A croquer.
Ca se passe dans un train de banlieue, on appelle ça un RER en région parisienne. Et pas n’importe quel train ; un train à deux étages.
Pour une fois, j’ai choisi le premier niveau ; c’est à dire le rase-motte ; puisque je me trouve assis presque au niveau du quai.
Il devait être maxi 16h00 et le soleil m’aveuglait légèrement les yeux ; j’avais choisi le mauvais côté. C’est comme çà quand on monte dans le train en souterrain.
Elle était là, assise à 2 rangées de moi, face à moi de l’autre côté de l’allée. Je ne l’avais pas tout de suite remarquée. Elle portait un t-shirt fuchsia, des cheveux mi-longs décolorés et surtout une jupe flottante noire mate assez courte qui laissait voir ses jambes bronzées.
J’avoue que j’étais plus attentionné par ces derniers éléments que par le modelé de son visage. J’ajouterai que j’étais plongé dans la lecture d’un policier anglais d’une écrivain anglais.
Tout cela expliquera la suite.
Mon parcours en train durait environ 40 minutes ; elle « m’accompagnera » pendant tout ce temps également.
Figé donc sur mon bouquin et sur ses jambes (le soleil m’empêchait toutefois de regarder plus haut puisque ses rayons traversaient la vitre), je ne remarquai pas tout de suite les allées venues de son regard vers moi. Je réalisai qu’elle me fixait profondément quelques secondes puis baissait les yeux et ainsi de suite.
Je retournai à ma lecture tout en étant intrigué ; en effet, elle ne souriait pas du tout. Elle semblait au contraire très concentrée et appliquée, écrivant furieusement sur son carnet. Je ne comprenais pas et en conclus qu’elle avait dû trouver quelque chose de remarquable dans ma silhouette. Peut-être lui rappelais-je quelqu’un ou m’avait-elle déjà vu quelque part.
Arrive enfin la station où je dois descendre.

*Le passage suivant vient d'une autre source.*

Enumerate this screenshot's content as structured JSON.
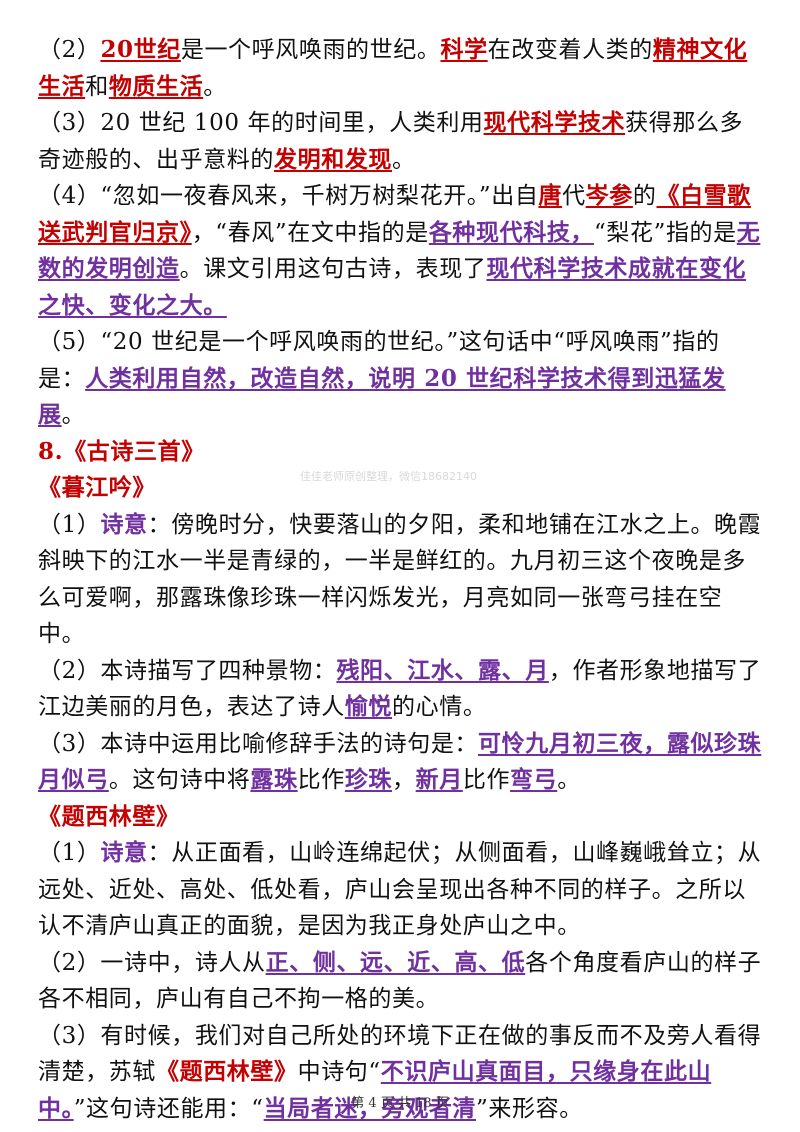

Je me lève et en profite pour passer devant elle et lui jeter un coup d’œil.
C’est alors que je compris son comportement. Bien qu’elle ait un stylo, elle n’écrivait rien du tout. Tout simplement, elle m’avait croqué ; façon de parler, je vis ma tête sur la feuille de son carnet à spirales.
« Pas mal ! », lui dis-je. « J’aime bien le trait et je me retrouve … ».
« Vous voulez votre portrait ? » me demanda-t-elle ?
« Oui » lui répondis-je simplement.
En milieu de soirée, je recevais un mail avec un joli scan du dessin.